Methanol Marine Milestone

30 July 2019

Marinvest, the Swedish ship-management company, said its vessels Mari Jone and Mari Boyle have each passed 10 000 operating hours on methanol fuel.

Additionally, the company reports that its combined liquid gas injection methanol- (ME-LGI) powered fleet has passed a cumulative total of 50 000 operating hours on methanol.

“The successful passing of this significant milestone is testament to the ME-LGI’s strong concept, and indeed the strength of our dual-fuel portfolio as a whole,” said Bjarne Foldager, senior vice president, head of Two-Stroke Business at MAN Energy Solutions. “With well over 250 sales within MAN Energy Solutions’ entire portfolio of low-speed, dual-fuel engines – all running on clean fuels such as methanol, LPG or LNG – this new achievement stands testament to our leadership within a critical market segment.”

MAN Energy Solutions said it developed the ME-LGIM dual-fuel engine for operation on methanol, heavy fuel oil (HFO), marine diesel oil (MDO), or marine gas oil (MGO).
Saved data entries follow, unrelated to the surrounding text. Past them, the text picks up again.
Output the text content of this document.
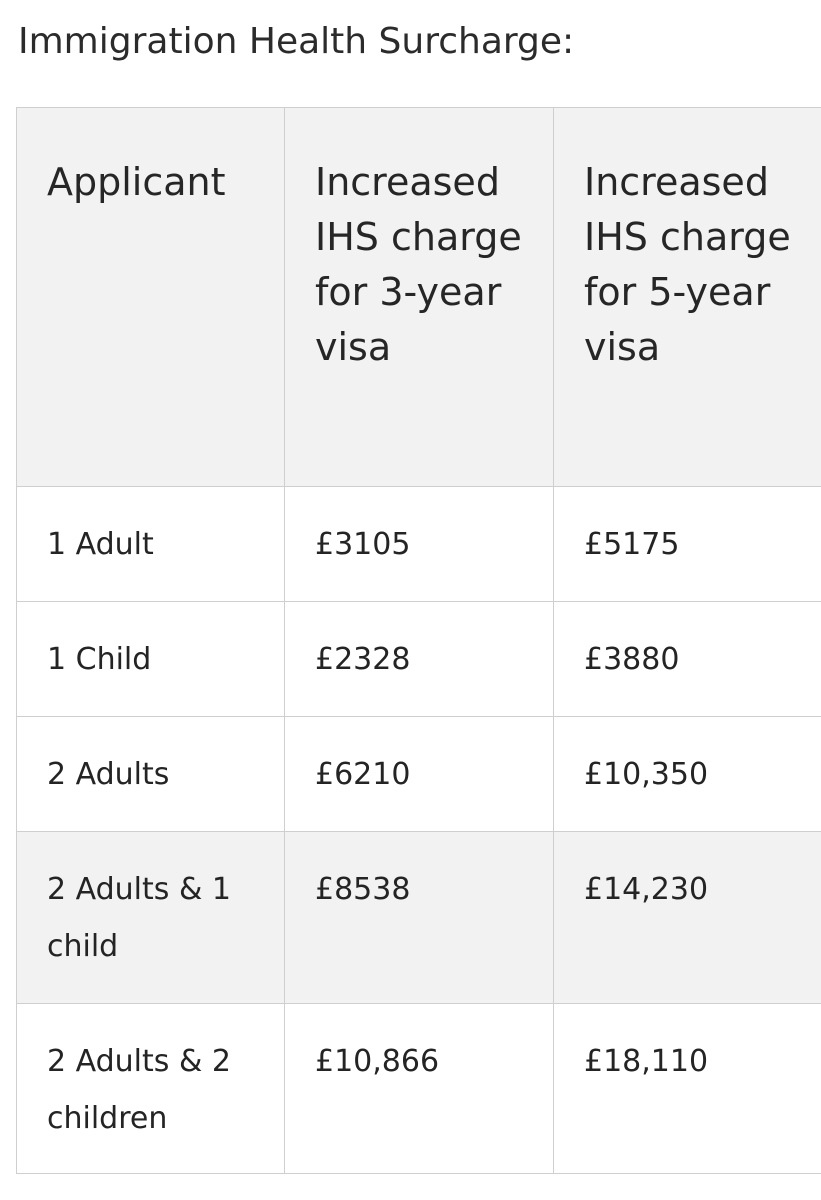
Immigration Health Surcharge:
Applicant	Increased IHS charge for 3-year visa	Increased IHS charge for 5-year visa
1 Adult	£3105	£5175
1 Child	£2328	£3880
2 Adults	£6210	£10,350
2 Adults & 1 child	£8538	£14,230
2 Adults & 2 children	£10,866	£18,110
The engine is based on the company’s proven ME-series, with its approximately 5000 engines in service, and works according to the Diesel principle as methanol is a low-flashpoint, liquid fuel. When operating on methanol, the ME-LGI uses HFO, MDO, or MGO as a pilot fuel, significantly reduces emissions of CO2, NOx and SOx, and eliminates methanol slip. Additionally, any operational switch between methanol and other fuels is seamless. Tests on the engine, when running on methanol, have recorded the same or a slightly better efficiency compared to conventional HFO-burning engines.

In 2013, Marinvest negotiated on behalf of Skagerack Invest and Waterfront Shipping – the global marine-transportation company and a wholly-owned subsidiary of Methanex Corp. – for two 50 000 dwt oil/chemical carriers with dual-fuel methanol engines. The Mari Jone and Mari Boyle were subsequently delivered in 2016.

The two medium-range, methanol-burning, dual-fuel vessels are among the world’s first ocean-going vessels capable of running on methanol, MAN Energy Solutions said. With the growing demand for cleaner marine fuel to meet environmental regulations, methanol is an alternative marine fuel that can meet the industry’s increasingly stringent emissions regulations. Methanol is a cost-competitive biodegradable, clean-burning marine fuel that significantly reduces smog-causing emissions such as particulates, sulfur oxides and nitrogen oxides, and also reduces greenhouse-gas emissions, the company said. It is one of the world’s largest traded chemicals and available globally.

“When introducing methanol as a two-stroke marine fuel, we encountered the usual teething problems, including addressing the liner lubrication because of methanol’s potentially corrosive behavior,” said René Sejer Laursen, Sales & Promotion manager, MAN Energy Solutions. “However, the service experience gathered after 50 000 hours of cumulative operation has ironed all such problems out and the ME-LGI engines are now running smoothly with no maintenance issues. In fact, they are even showing an improvement in fuel efficiency.”

The two methanol tankers are managed on timecharters for Waterfront Shipping and operate globally, providing an uninterrupted flow of methanol between storage terminals and customer plants.